Falta de diligências antes de revista íntima
Diversos outros precedentes foram firmados pelo STJ a respeito da legalidade das diligências policiais. No REsp 1.695.349, a Sexta Turma considerou ilícita a prova obtida por meio de revista íntima realizada com base unicamente em denúncia anônima. Segundo o processo, com base em denúncia de que a acusada tentaria entrar no presídio com drogas, os agentes penitenciários submeteram-na a revista íntima e encontraram cerca de 45 gramas de maconha na vagina.
O ministro Rogerio Schietti afirmou que, sem diligências prévias para apurar a plausibilidade da informação anônima, não seria possível autorizar a realização da revista íntima, sob pena se esvaziar o direito constitucional à intimidade, à honra e à imagem da pessoa.

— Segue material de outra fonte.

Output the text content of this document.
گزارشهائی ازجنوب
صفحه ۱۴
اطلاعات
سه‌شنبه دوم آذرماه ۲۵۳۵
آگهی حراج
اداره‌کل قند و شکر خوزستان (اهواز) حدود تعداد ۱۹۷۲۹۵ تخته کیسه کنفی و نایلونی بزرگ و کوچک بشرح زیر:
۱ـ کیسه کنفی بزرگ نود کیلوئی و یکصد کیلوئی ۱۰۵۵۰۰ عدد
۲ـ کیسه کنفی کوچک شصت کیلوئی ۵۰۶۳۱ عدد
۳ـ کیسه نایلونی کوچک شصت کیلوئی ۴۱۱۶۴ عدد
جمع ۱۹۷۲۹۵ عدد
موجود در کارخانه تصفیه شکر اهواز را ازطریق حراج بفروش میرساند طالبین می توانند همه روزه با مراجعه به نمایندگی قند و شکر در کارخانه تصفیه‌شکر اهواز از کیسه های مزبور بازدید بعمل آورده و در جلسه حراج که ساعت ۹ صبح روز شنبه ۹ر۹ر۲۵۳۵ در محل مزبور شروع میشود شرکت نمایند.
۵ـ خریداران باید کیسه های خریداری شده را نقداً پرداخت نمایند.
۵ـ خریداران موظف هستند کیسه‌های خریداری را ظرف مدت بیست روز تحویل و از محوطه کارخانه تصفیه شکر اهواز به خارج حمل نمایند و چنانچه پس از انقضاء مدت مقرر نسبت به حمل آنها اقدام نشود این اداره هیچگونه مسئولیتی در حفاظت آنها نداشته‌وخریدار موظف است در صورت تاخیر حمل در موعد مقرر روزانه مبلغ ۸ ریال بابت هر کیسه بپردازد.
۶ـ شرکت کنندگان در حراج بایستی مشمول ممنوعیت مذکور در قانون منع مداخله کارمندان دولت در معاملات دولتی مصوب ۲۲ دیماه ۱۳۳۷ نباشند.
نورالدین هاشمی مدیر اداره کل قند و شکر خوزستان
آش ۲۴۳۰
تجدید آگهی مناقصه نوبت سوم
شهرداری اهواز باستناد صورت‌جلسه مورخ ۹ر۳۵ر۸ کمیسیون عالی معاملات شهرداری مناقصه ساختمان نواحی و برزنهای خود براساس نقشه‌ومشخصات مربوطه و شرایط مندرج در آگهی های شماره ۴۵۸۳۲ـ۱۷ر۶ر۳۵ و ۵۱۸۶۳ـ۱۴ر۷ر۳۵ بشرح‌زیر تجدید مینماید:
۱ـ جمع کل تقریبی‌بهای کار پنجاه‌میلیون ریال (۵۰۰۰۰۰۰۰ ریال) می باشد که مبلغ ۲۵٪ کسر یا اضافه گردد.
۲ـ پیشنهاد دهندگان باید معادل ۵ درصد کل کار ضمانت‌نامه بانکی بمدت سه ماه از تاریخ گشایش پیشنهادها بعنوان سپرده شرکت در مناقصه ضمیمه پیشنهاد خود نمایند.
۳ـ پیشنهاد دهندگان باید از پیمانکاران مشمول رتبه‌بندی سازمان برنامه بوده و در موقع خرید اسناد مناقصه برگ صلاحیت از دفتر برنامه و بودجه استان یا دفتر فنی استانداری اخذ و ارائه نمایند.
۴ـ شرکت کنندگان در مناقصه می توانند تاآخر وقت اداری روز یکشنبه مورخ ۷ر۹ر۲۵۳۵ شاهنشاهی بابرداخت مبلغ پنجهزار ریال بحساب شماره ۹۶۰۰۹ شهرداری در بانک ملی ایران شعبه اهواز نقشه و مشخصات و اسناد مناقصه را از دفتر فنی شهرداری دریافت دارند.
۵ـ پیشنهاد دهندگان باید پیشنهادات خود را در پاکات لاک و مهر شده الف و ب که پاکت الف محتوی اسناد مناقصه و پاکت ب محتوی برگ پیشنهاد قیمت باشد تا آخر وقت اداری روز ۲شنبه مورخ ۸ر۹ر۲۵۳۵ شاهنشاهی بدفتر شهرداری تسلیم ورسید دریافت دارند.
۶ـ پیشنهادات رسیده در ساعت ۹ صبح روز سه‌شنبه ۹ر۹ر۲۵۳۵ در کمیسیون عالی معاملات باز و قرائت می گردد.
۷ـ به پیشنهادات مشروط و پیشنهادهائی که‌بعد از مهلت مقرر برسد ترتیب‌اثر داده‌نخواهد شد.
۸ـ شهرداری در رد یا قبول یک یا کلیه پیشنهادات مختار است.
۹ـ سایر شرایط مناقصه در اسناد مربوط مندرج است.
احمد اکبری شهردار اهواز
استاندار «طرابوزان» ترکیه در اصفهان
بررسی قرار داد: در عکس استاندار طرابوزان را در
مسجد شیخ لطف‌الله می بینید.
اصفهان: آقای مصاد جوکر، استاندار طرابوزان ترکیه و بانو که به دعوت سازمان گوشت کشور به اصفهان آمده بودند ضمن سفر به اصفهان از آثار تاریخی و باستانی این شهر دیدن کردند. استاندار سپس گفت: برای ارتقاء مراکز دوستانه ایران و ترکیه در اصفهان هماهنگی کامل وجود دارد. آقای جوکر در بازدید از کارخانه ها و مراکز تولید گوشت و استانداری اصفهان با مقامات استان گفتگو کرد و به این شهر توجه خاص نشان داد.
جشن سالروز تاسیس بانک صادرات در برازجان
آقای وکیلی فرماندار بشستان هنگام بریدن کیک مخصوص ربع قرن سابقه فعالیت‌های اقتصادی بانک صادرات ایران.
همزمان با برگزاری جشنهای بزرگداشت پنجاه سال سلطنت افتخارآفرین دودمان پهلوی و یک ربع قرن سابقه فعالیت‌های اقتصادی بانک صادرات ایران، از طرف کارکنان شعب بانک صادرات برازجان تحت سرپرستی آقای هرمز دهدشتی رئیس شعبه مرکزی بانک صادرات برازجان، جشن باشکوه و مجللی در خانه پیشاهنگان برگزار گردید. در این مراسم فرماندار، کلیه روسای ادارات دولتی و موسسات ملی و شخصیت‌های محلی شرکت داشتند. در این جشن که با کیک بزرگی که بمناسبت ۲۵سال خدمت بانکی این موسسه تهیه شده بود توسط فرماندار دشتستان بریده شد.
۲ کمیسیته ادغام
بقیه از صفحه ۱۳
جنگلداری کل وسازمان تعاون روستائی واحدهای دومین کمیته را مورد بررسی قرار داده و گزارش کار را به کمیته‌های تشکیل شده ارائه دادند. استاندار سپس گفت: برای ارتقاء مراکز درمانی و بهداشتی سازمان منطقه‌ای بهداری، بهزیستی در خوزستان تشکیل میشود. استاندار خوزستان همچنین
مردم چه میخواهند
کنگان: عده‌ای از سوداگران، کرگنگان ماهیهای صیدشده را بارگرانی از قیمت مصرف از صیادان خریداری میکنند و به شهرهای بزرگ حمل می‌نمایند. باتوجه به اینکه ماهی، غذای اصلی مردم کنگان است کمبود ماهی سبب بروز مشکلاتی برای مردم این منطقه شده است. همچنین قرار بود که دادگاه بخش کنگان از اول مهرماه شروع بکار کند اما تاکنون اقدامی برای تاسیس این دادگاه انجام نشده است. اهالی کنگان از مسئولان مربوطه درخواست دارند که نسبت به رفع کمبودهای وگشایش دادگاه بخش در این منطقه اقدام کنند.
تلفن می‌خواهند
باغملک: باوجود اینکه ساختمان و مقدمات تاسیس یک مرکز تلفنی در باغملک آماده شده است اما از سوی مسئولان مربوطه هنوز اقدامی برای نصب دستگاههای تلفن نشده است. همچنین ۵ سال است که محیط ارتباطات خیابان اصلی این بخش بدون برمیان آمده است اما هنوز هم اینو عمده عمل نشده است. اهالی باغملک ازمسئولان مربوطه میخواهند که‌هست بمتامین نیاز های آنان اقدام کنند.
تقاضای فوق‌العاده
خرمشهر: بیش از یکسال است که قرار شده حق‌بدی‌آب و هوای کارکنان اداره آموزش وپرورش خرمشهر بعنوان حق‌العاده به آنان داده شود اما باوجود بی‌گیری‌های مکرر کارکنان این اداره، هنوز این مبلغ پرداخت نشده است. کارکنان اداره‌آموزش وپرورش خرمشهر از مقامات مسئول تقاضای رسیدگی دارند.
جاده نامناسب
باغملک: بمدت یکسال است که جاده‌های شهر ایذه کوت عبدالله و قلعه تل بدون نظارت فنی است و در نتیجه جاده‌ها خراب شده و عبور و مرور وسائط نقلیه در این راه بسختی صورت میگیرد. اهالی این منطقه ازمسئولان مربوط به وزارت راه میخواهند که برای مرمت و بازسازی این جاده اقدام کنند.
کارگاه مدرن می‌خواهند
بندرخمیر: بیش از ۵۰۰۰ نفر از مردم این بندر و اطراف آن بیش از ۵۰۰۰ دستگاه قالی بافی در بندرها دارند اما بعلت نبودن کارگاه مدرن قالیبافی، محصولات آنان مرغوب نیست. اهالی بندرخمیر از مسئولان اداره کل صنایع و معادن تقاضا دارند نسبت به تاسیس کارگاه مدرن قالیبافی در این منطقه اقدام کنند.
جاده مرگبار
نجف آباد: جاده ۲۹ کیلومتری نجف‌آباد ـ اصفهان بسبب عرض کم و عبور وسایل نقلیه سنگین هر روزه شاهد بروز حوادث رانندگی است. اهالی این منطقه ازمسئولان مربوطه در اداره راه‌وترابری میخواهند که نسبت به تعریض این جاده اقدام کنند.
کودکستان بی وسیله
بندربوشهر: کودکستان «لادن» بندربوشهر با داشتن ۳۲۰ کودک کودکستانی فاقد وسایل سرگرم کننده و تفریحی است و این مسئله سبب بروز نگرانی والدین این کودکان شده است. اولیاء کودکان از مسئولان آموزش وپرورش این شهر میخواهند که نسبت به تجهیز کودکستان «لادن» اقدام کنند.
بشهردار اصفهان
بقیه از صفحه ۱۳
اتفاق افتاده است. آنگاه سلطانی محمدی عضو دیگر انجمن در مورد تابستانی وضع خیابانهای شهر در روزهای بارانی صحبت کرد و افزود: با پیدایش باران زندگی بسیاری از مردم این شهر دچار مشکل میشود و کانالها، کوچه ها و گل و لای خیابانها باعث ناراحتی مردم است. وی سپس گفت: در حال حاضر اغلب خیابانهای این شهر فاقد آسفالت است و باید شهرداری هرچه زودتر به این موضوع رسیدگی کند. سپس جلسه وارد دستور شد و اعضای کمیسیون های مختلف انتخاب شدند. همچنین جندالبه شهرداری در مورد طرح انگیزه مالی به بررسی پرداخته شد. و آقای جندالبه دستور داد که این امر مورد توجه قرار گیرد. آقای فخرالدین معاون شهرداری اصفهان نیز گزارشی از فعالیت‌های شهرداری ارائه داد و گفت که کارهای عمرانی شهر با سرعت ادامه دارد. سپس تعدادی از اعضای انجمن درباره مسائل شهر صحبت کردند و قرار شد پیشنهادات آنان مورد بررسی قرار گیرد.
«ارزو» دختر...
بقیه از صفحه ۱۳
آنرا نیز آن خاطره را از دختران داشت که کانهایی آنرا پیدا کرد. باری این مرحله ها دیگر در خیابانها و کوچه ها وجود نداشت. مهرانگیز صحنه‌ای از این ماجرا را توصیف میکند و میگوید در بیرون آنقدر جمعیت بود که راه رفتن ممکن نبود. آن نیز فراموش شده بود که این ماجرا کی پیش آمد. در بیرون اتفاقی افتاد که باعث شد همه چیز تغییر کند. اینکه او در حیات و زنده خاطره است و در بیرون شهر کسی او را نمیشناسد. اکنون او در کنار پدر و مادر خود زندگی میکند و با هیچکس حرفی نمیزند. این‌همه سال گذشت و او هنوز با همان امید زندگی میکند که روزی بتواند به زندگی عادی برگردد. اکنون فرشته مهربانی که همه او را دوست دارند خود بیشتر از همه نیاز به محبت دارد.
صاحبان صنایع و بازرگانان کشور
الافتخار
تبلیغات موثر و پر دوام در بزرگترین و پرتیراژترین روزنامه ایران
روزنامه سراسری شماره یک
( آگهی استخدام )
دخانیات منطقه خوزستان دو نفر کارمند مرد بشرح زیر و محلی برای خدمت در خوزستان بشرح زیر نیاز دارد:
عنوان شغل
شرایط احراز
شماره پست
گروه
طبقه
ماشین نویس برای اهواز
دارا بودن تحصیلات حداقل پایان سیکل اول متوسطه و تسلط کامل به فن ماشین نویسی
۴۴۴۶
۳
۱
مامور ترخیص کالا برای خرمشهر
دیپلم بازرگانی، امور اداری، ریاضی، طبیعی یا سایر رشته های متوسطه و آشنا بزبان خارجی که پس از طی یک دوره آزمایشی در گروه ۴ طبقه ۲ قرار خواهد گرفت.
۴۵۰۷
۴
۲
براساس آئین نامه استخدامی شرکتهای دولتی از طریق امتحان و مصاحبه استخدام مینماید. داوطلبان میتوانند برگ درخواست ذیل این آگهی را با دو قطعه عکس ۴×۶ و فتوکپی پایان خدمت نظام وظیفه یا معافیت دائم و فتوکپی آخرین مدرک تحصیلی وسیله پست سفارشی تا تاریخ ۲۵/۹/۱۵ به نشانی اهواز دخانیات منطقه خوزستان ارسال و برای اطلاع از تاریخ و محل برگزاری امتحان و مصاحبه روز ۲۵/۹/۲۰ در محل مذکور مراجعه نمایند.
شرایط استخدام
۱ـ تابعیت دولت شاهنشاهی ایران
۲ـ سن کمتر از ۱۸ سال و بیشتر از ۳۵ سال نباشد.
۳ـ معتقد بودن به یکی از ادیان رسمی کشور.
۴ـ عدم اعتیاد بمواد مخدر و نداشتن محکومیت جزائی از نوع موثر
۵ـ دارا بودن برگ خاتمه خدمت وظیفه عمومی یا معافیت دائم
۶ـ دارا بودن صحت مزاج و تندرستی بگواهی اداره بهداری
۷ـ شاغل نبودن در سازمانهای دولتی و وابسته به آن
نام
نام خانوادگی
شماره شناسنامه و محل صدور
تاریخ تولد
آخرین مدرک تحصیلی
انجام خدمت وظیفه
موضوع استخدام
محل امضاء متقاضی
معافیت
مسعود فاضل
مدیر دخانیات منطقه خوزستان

“Em que pese eventual boa-fé dos agentes penitenciários, não havia elementos objetivos e racionais que justificassem a realização de revista íntima. Eis a razão pela qual são ilícitas as provas obtidas por meio da medida invasiva, bem como todas as que delas decorreram (por força da teoria dos frutos da árvore envenenada), o que impõe a absolvição dos acusados, por ausência de provas acerca da materialidade do delito”, concluiu o magistrado.
Outro aspecto que gera controvérsias judiciais em investigações é o encontro casual de provas – a teoria da serendipidade. No RHC 117.113, a Quinta Turma definiu que são válidas as provas encontradas ao acaso pela polícia, relativas a crime até então desconhecido, durante diligência regularmente autorizada para a obtenção de provas de outro crime, ainda que os investigados ou réus em cada caso não sejam os mesmos.